Seis acusados foram inicialmente condenados à pena de morte, mas cinco deles inocentados em segunda instância - apesar de permanecerem detidos por ordem do governo local. A vítima apelou da sentença.
- Espero que eles recebam a mesma punição dada inicialmente - disse a mulher, que viajou 560 km de Meerwala, o vilarejo onde mora, para participar da audiência em Islamabad.
Os cinco homens originalmente considerados culpados foram inocentados por falta de provas, segundo o parecer da Corte do estado de Punjab. Já o sexto acusado teve a pena de morte convertida em prisão perpétua.
No primeiro julgamento, outros oito participantes tinham sido inocentados e agora também terão a sentença revista pelo STJ.
Mai se tornou internacionalmente conhecida por falar abertamente do estupro, que revela as formas brutais de justiça tribal que ainda prevalecem em partes do Paquistão, o que levou o governo a tentar silenciá-la.

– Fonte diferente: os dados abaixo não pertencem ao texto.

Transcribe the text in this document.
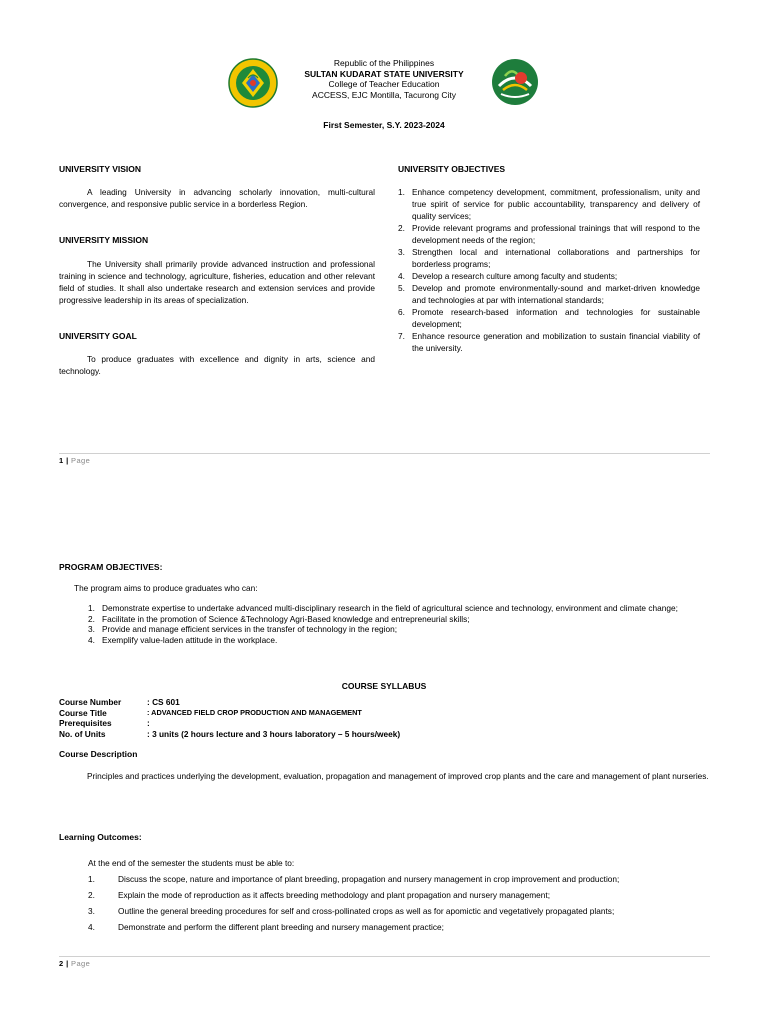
Republic of the Philippines
SULTAN KUDARAT STATE UNIVERSITY
College of Teacher Education
ACCESS, EJC Montilla, Tacurong City
First Semester, S.Y. 2023-2024
UNIVERSITY VISION
A leading University in advancing scholarly innovation, multi-cultural convergence, and responsive public service in a borderless Region.
UNIVERSITY MISSION
The University shall primarily provide advanced instruction and professional training in science and technology, agriculture, fisheries, education and other relevant field of studies. It shall also undertake research and extension services and provide progressive leadership in its areas of specialization.
UNIVERSITY GOAL
To produce graduates with excellence and dignity in arts, science and technology.
UNIVERSITY OBJECTIVES
1. Enhance competency development, commitment, professionalism, unity and true spirit of service for public accountability, transparency and delivery of quality services;
2. Provide relevant programs and professional trainings that will respond to the development needs of the region;
3. Strengthen local and international collaborations and partnerships for borderless programs;
4. Develop a research culture among faculty and students;
5. Develop and promote environmentally-sound and market-driven knowledge and technologies at par with international standards;
6. Promote research-based information and technologies for sustainable development;
7. Enhance resource generation and mobilization to sustain financial viability of the university.
1 | Page
PROGRAM OBJECTIVES:
The program aims to produce graduates who can:
1. Demonstrate expertise to undertake advanced multi-disciplinary research in the field of agricultural science and technology, environment and climate change;
2. Facilitate in the promotion of Science &Technology Agri-Based knowledge and entrepreneurial skills;
3. Provide and manage efficient services in the transfer of technology in the region;
4. Exemplify value-laden attitude in the workplace.
COURSE SYLLABUS
Course Number	: CS 601
Course Title	: ADVANCED FIELD CROP PRODUCTION AND MANAGEMENT
Prerequisites	:
No. of Units	: 3 units (2 hours lecture and 3 hours laboratory – 5 hours/week)
Course Description
Principles and practices underlying the development, evaluation, propagation and management of improved crop plants and the care and management of plant nurseries.
Learning Outcomes:
At the end of the semester the students must be able to:
1.	Discuss the scope, nature and importance of plant breeding, propagation and nursery management in crop improvement and production;
2.	Explain the mode of reproduction as it affects breeding methodology and plant propagation and nursery management;
3.	Outline the general breeding procedures for self and cross-pollinated crops as well as for apomictic and vegetatively propagated plants;
4.	Demonstrate and perform the different plant breeding and nursery management practice;
2 | Page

No início do mês, o presidente Pervez Musharraf - que vem tentando projetar o Paquistão como uma nação muçulmana moderada e progressista - impediu a mulher de visitar os Estados Unidos, onde iria divulgar o caso a convite de uma ONG. O presidente só mudou de posição depois de protestos de Washington. De acordo com um porta-voz, a secretária de Estado americana, Condoleezza Rice, chegou inclusive a levantar a questão com o ministro de Relações Exteriores paquistanês, Khursheed Mehmood Kasuri, na semana passada.
Em recente viagem à Nova Zelândia, Musharraf confirmou ter pessoalmente ordenado que Mai fosse impedida de viajar porque grupos estrangeiros queriam que ela ''falasse mal do Paquistão'' sobre ''a terrível situação'' das mulheres. Segundo ele, essa é uma visão injusta do país.
- Este caso horrendo ocorreu em uma parte remota do Paquistão e não é algo que acontece em todos os lugares, todos os dias - justificou Musharraf. - Não somos piores do que qualquer outro país em desenvolvimento.
Ontem, Mai afirmou que o governou já devolveu seu passaporte, mas que ela ainda não decidiu se fará a viagem porque agora pretende acompanhar o julgamento.
O caso teve início em junho de 2002, depois que o conselho de anciãos do vilarejo de Meerwala ordenou o estupro como forma de punição. No entanto, Mai afirma que a acusação foi criada para encobrir um caso de assédio sexual contra seu irmão por homens do clã Mastoi, do qual a mulher que o menino supostamente teria se envolvido faz parte.
Segundo Aitzaz Ahsan, advogado da vítima, há ''provas substanciais'' que corroboram o crime.
- Não queremos prolongar o problema. Rezamos para que o Supremo Tribunal de Justiça resolva a questão o quanto antes para que o caso não vá para o Shariat (o tribunal islâmico) - disse Ahsan.
Desde o ataque, Mai se tornou uma proeminente ativista dos direitos da mulher. Analfabeta, contribuiu para a construção de uma escola para meninas em seu vilarejo, basicamente com a ajuda de doações, a maioria delas dos EUA.
Antes de partir para Islamabad no domingo, ela reiterou as queixas de que vem sendo vigiada pela polícia, o que as autoridades alegam ser para sua proteção.
- As pessoas livres são assim? Não tenho permissão para falar com ninguém - disse a repórteres no aeroporto, rodeada de policiais.